When we have to add any two given integers having the same sign, keep the same sign and add the absolute value of each number to get the sum. If we want to add integers with different signs, we keep the sign of the number with the largest absolute value and just subtract the smallest absolute value from the largest value. Subtract an integer by adding its opposite.

When you have to multiply any two integers having the same signs, the result is always positive. You just need to multiply the absolute values and make the answer positive. When you multiply two integers with different signs, the result you will get will always be negative. You need to just multiply the absolute values and make the answer a negative.

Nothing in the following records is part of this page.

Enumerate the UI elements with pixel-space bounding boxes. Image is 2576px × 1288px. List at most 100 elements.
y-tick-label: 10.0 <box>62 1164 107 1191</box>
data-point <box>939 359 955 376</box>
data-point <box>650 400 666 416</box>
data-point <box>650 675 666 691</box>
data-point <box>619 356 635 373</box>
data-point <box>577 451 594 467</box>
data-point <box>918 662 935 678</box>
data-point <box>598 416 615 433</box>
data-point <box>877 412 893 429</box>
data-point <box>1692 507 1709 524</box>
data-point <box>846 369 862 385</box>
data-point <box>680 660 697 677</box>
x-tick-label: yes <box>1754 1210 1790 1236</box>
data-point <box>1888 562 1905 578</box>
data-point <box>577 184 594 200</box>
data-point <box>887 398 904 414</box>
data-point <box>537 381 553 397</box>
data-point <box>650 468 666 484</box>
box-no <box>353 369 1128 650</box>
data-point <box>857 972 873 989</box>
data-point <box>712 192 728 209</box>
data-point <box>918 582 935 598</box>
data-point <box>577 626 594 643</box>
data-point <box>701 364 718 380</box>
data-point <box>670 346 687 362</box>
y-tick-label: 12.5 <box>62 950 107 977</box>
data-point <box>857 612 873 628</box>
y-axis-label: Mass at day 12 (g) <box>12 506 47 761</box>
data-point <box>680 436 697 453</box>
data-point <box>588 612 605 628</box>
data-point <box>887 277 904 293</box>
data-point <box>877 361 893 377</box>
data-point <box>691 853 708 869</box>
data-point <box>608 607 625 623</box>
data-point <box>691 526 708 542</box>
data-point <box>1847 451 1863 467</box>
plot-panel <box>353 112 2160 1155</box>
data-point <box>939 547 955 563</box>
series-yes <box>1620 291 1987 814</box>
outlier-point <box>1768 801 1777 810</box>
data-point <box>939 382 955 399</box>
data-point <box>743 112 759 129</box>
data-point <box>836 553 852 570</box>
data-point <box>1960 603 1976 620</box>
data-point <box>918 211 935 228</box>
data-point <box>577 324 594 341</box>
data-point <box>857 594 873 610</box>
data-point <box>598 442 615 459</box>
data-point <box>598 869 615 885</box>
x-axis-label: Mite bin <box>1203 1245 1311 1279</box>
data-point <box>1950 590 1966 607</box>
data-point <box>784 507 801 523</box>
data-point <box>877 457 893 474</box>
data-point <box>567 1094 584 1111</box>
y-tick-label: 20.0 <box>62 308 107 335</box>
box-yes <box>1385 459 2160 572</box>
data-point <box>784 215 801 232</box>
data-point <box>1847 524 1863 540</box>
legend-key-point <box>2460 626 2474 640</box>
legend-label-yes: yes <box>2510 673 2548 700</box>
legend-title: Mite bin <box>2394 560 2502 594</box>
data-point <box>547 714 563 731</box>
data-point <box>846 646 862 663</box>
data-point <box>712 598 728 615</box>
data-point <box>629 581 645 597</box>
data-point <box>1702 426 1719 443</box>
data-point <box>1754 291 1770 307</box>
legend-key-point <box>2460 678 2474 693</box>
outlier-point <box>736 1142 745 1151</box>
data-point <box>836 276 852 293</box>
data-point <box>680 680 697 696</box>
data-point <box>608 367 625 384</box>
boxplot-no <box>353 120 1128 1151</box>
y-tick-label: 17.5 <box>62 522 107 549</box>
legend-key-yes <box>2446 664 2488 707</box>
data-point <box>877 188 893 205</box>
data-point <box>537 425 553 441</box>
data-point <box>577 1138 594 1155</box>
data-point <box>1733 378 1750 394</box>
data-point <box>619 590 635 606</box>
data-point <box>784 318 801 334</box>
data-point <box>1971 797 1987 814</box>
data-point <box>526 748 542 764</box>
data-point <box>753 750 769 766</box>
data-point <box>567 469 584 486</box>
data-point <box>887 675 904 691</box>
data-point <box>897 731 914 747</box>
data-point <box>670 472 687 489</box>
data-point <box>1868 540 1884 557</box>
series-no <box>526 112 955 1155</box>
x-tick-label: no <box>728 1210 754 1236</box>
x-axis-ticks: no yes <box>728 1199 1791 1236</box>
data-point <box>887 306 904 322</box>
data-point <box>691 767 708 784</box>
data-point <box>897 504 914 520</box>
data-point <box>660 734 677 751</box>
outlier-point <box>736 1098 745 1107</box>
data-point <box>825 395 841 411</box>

2. What are the four rules of integers and what is the product of an integer and 1?

Integers are whole numbers, both positive and negative numbers. You can perform four basic maths operations on the integers: addition, subtraction, multiplication, and division. In the addition of integers using the number line, remember that negative integers move you to the left on the number line and positive integers move to the right on the number line.

Adding and subtracting integers using a number line are quite related. We know that the product of any two integers with unlike signs will always give a negative integer. Therefore, the product of the integers with unlike signs suppose +3 and −1 is: (+3)×(−1)=−(3×1) = −3, which is a negative integer.

3. How can integers be plotted on a number line?

It is easy to plot integers on a number line as long as it is remembered to always place zero at the centre. All positive integers that are greater than zero, beginning from 1,2,3 and so on, need to be plotted on the right side of zero. All negative integers such as -1,-2,-3 and so on need to be plotted on the left side of zero. As long as this is denoted correctly, all operations on a number line can be performed easily.